Chaplaincy Program Aims to Heal Milwaukee Communities
2015 is shaping up to be one of the most violent Milwaukee has suffered in years. Already, there have been 86 homicides—more than double the number this time last year. Then, there are the hundreds of shootings that have wounded people- they’re up 23 percent. In response to the violence, a new chaplaincy program is taking shape.
It trains ordinary believers how to console people and ease conditions that can cause misery. Those involved don’t believe police should be the only ones responding.
When Richard Schwoegler looks at Milwaukee’s homicide numbers, he says it’s time for the faith community to get to work.
“A lot of the things we’re asking police to do really isn’t their job. I mean it’s not their job to change people. That’s our job as a community and as a faith based group,” Schwoegler says.

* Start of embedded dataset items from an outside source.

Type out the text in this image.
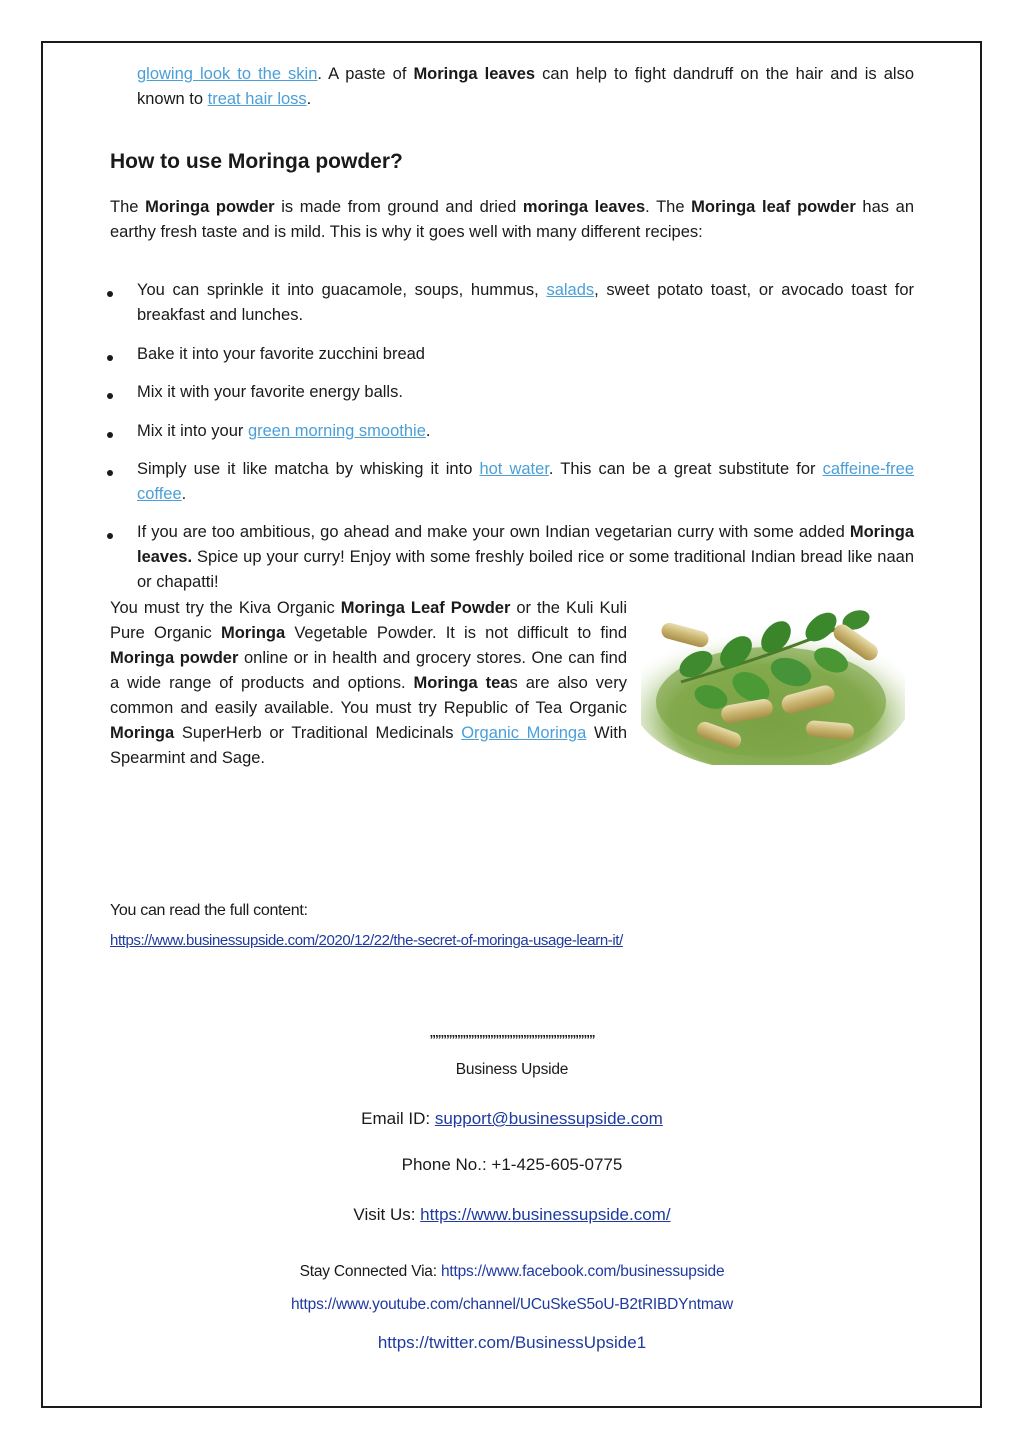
glowing look to the skin. A paste of Moringa leaves can help to fight dandruff on the hair and is also known to treat hair loss.
How to use Moringa powder?
The Moringa powder is made from ground and dried moringa leaves. The Moringa leaf powder has an earthy fresh taste and is mild. This is why it goes well with many different recipes:
You can sprinkle it into guacamole, soups, hummus, salads, sweet potato toast, or avocado toast for breakfast and lunches.
Bake it into your favorite zucchini bread
Mix it with your favorite energy balls.
Mix it into your green morning smoothie.
Simply use it like matcha by whisking it into hot water. This can be a great substitute for caffeine-free coffee.
If you are too ambitious, go ahead and make your own Indian vegetarian curry with some added Moringa leaves. Spice up your curry! Enjoy with some freshly boiled rice or some traditional Indian bread like naan or chapatti!
You must try the Kiva Organic Moringa Leaf Powder or the Kuli Kuli Pure Organic Moringa Vegetable Powder. It is not difficult to find Moringa powder online or in health and grocery stores. One can find a wide range of products and options. Moringa teas are also very common and easily available. You must try Republic of Tea Organic Moringa SuperHerb or Traditional Medicinals Organic Moringa With Spearmint and Sage.
You can read the full content:
https://www.businessupside.com/2020/12/22/the-secret-of-moringa-usage-learn-it/
””””””””””””””””””””””””””””””
Business Upside
Email ID: support@businessupside.com
Phone No.: +1-425-605-0775
Visit Us: https://www.businessupside.com/
Stay Connected Via: https://www.facebook.com/businessupside
https://www.youtube.com/channel/UCuSkeS5oU-B2tRIBDYntmaw
https://twitter.com/BusinessUpside1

Several years ago, Schwoegler started Faith Builders Community Team. Members of that team along with other faith leaders have been meeting with Milwaukee police to learn about problems with the goal of helping communities heal. He says it was out of those interactions that his idea to create a chaplaincy program grew.
Earlier this summer, he teamed with the Salvation Army to train more than 50 people, some clergy but mainly ordinary folks, on how police work at crime scenes and how to assist people who’ve just experienced devastation.
“Those individuals will be called out to help minister in whatever ways they can. They can help with funeral expenses,…we come into an area like this and they live next to a house that doesn’t have any furniture in it, or they live in a house that doesn’t have any furniture, well we come with all those resources to the table saying OK, let’s wrap around you. Let’s figure out how we can help you in any way we can. And then the spiritual end comes in after that,” Schwoegler says.
Schwoegler says the spiritual end is a willingness to talk with people about their deeply-held beliefs, not to beat anyone over the head with religion. So far, at least one police district has summoned the chaplains. They were called after a 15-year-old boy was shot in the stomach.
“Just you pray. Just pray as you’re going there,” Schwoegler says.
The chaplaincy program is two pronged. There is the reactive element – ministering to people at the crime scene. Then there’s the proactive component.
Schwoegler’s group has adopted the Clarke Square Neighborhood on Milwaukee’s near south side. Every Saturday morning they canvass Washington St. between 11th and 20th picking up trash, knocking on doors and handing out food. One of the street team members is James Haley.
“The whole reason we’re out here is to be able to build relationships with people, identify some of those root issues that are going on. And then help empower them to make a difference in their life, and then to move on to the next level in their life. So we want them to be able to be inspired and kind of push on themselves and then have them come out and do the same thing we’re doing so that it can kind of be a domino effect,” he says.
Haley hasn’t yet gone through the chaplain training program, but he says he plans to this fall.
Rich Schwoegler, the guy leading the movement, says he’s convinced the best way to promote healing and change is to continuously show up for people in their everyday lives not just for a vigil or march after tragedy strikes.
“They’re so used to churches coming and doing things like doing a big event but really never changing what’s going on within the community, so one of the things that God has really laid on my heart is to become part of the community,” Schwoegler says.
Schwoegler hopes Milwaukee’s new chaplaincy program will eventually become a national model.